The gain factor of this amplifier circuit 7 is determined by the ratio between the impedance 65 and the resistance value of the PIN diode 49.

Fig. 4 shows the manufacture and construction of a three-layer semiconductor element. For the starting material use is made of a 380 μm thick boron-doped silicon wafer having a resistivity of 1100 Ωcm (P^" material). Boron is diffused onto one side of the wafer. This results in the formation of a P⁺ layer 69 having a C_s (= surface concentration) which exceeds 10¹⁹ cm^"3. Phosphorus is diffused to a depth of 30 μm onto the other side of the wafer. This results in the formation of a N-layer 73, with a C_s which exceeds 2.10¹⁹ cm^'3. The P^" layer 71 of the starting material remaining between the P⁺ layer 69 and the N-layer 73 is also referred to as an I-layer. It is alternatively possible to use an N^" layer instead of the P^" layer 71. After said diffusion processes, the wafer is divided into crystals having a diameter of approximately 1 mm. The use of a suitable etching process causes the upper side to be smaller than the bottom side. The upper side and the lower side of the crystal are both metalized on account of electric connections.

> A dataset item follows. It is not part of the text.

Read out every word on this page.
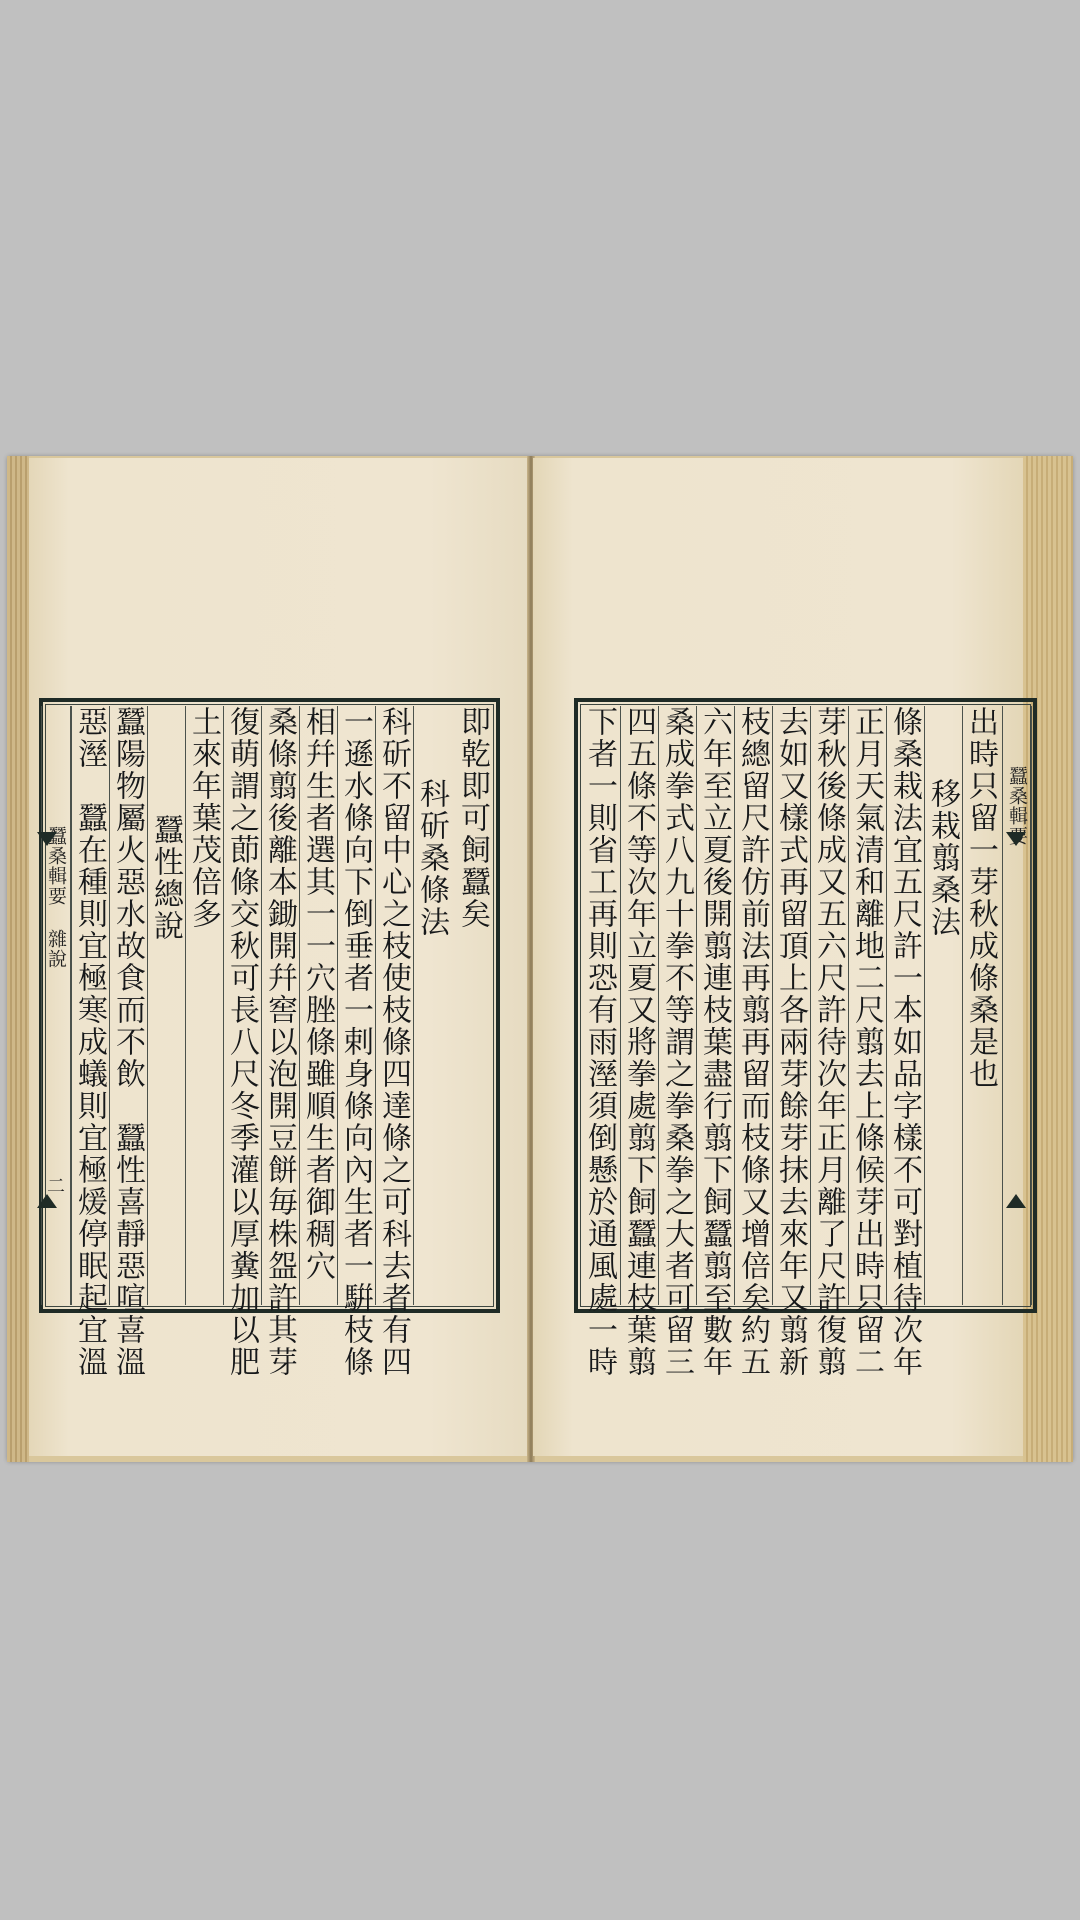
蠶桑輯要 雜說
二 惡溼　蠶在種則宜極寒成蟻則宜極煖停眠起宜溫 蠶陽物屬火惡水故食而不飲　蠶性喜靜惡喧喜溫 蠶性總說 土來年葉茂倍多 復萌謂之莭條交秋可長八尺冬季灌以厚糞加以肥 桑條翦後離本鋤開幷窖以泡開豆餅毎株盌許其芽 相幷生者選其一一穴脞條雖順生者御稠穴 一遜水條向下倒垂者一剌身條向內生者一騈枝條 科斫不留中心之枝使枝條四達條之可科去者有四 科斫桑條法 即乾即可飼蠶矣	下者一則省工再則恐有雨溼須倒懸於通風處一時 四五條不等次年立夏又將拳處翦下飼蠶連枝葉翦 桑成拳式八九十拳不等謂之拳桑拳之大者可留三 六年至立夏後開翦連枝葉盡行翦下飼蠶翦至數年 枝總留尺許仿前法再翦再留而枝條又增倍矣約五 去如又樣式再留頂上各兩芽餘芽抹去來年又翦新 芽秋後條成又五六尺許待次年正月離了尺許復翦 正月天氣清和離地二尺翦去上條候芽出時只留二 條桑栽法宜五尺許一本如品字樣不可對植待次年 移栽翦桑法 出時只留一芽秋成條桑是也 蠶桑輯要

An advantage of this three-layer semiconductor element is the large control range of the resistance value.

Claims

1. A radio receiver comprising a controllable circuit (7) for amplifying radio signals, which amplifier circuit includes an amplifier element (59, 67) with an input electrode (57) and, coupled thereto, a voltage divider with an impedance (3, 65) and a control element (49), characterized in that the amplifier circuit (7) can suitably be used to amplify signals having frequencies of approximately 200 kHz, and in that the control element includes a PIN diode (49).

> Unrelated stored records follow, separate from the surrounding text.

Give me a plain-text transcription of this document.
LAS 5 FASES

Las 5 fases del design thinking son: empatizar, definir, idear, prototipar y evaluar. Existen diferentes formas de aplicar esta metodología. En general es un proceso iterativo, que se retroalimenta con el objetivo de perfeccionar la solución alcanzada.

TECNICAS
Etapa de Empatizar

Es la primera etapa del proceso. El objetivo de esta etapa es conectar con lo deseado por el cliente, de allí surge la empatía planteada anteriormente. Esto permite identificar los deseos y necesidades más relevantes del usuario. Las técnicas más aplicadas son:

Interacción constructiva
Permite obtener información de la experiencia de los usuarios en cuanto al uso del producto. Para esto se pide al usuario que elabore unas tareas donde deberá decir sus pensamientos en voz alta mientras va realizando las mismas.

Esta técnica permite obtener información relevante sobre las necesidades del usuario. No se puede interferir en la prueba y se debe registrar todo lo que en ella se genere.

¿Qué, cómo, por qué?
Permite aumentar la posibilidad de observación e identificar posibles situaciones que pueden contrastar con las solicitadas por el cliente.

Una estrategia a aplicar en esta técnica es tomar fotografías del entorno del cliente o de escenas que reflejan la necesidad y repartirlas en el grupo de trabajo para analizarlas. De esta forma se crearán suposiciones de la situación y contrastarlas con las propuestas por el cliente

2. A radio receiver as claimed in claim 1, characterized in that the PIN diode (49) has a minority carrier lifetime of at least twenty microseconds.

3. A radio receiver as claimed in claim 1 or 2, characterized in that the radio receiver is embodied so as to operate the PIN diode (49) in the forward direction as well as in the reverse direction.

4. A controllable amplifier circuit (7) for amplifying radio signals, comprising an amplifier element (59, 67) with an input electrode (57) and, coupled thereto, a voltage divider with an impedance (3, 65) and a control element (49), characterized in that the amplifier circuit (7) can suitably be used to amplify signals having frequencies of approximately 200 kHz, and in that the control element includes a PIN diode (49).

5. A controllable amplifier circuit as claimed in claim 4, characterized in that the PIN diode (49) has a minority carrier lifetime of at least twenty microseconds.

6. A controllable amplifier circuit as claimed in claim 4 or 5, characterized in that the amplifier circuit (7) is embodied so as to operate the PIN diode (49) in the forward direction as well as in the reverse direction.

7. The use of a three-layer semiconductor element as a control element in amplifier circuits for amplifying signals having a frequency of approximately 200 kHz, said semiconductor element comprising a P layer (69) and an N layer (73), which are separated from each other by a layer (71) having a concentration of charge carriers which is substantially lower than the concentration of charge carriers in the P layer (69) and the N layer (73).